Sa, 20. Oktober 2018

krone.at fragt nach

23.07.2018 19:51

Aus für Fahrprüfung auf Türkisch? „Nur gerecht“

Sinnvolle Maßnahme oder reine Diskriminierung? Der Vorschlag von Verkehrsminister Norbert Hofer (FPÖ), ab 2019 die Führerscheinprüfung nicht mehr in türkischer Sprache absolvieren zu können, sorgt für Aufsehen. Denn: In Englisch, Kroatisch und Slowenisch soll die Prüfung weiterhin möglich sein. krone.at fragte Autofahrer, was sie davon halten.

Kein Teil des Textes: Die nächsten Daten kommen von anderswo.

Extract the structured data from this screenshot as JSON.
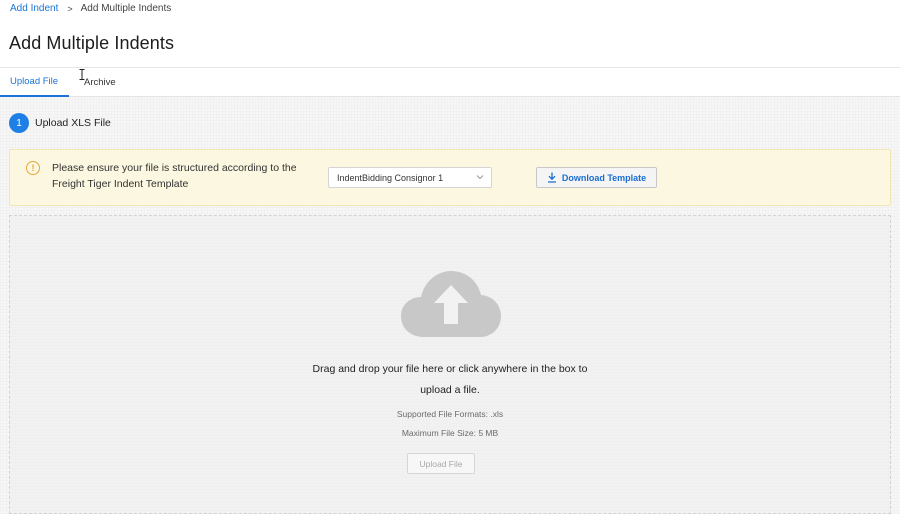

Die Prüfungsunterlagen in der türkischen Sprache zu streichen, soll demnach den Steuerzahler entlasten und die Integration stärken. Kroatisch und Slowenisch müssen laut Staatsvertrag 1955 als Amtssprachen anerkannt bleiben.

Montagvormittag am Wiener Gürtel. Die Pläne der Regierung sind bei Autofahrern ein beliebtes Gesprächsthema. „Eine hervorragende Idee! Das gibt‘s auf der ganzen Welt nicht. Wenn ich in Frankreich den Führerschein mache, muss ich Französisch können. Wenn ich ihn in Australien mache, muss ich Englisch können. Wie will jemand, der nicht Deutsch spricht, die Zusatztafeln lesen?“, fragt sich ein Wiener. Eine Frau erinnert daran, dass „nicht jeder Deutsch kann“, und ist deshalb nicht so überzeugt von der Abschaffung der Prüfung auf Türkisch.

„Ich habe gar nicht gewusst, dass es das überhaupt auf Türkisch gibt“, meint ein anderer Autofahrer lachend, eigentlich ist es ihm aber „egal“. Ein gebürtiger Pole findet den Schritt nur gerecht: „Es ist ein bisschen unfair, warum sollten die Türken die Prüfung auf Türkisch machen dürfen und wir nicht in Polnisch.“

„Es gibt sie ja auch in anderen Sprachen. Warum schafft man nur die Prüfung in Türkisch ab?“, fragt sich ein Lenker eines Kleintransporters. Ein junger Mann meint: „Die Führerscheinprüfung sollte eh auf Deutsch sein. Man sollte schon in der Lage sein, wenn man hier geboren ist, hier aufgewachsen ist, dass man das auf Deutsch machen kann.“ „Besser auf Türkisch“, meint ein Herr, „denn in der Muttersprache ist es einfacher.“

„Ich musste die Prüfung auch auf Deutsch machen, ich find die Idee großartig“, meint eine gebürtige Polin. Eines ist sicher: Das Thema polarisiert.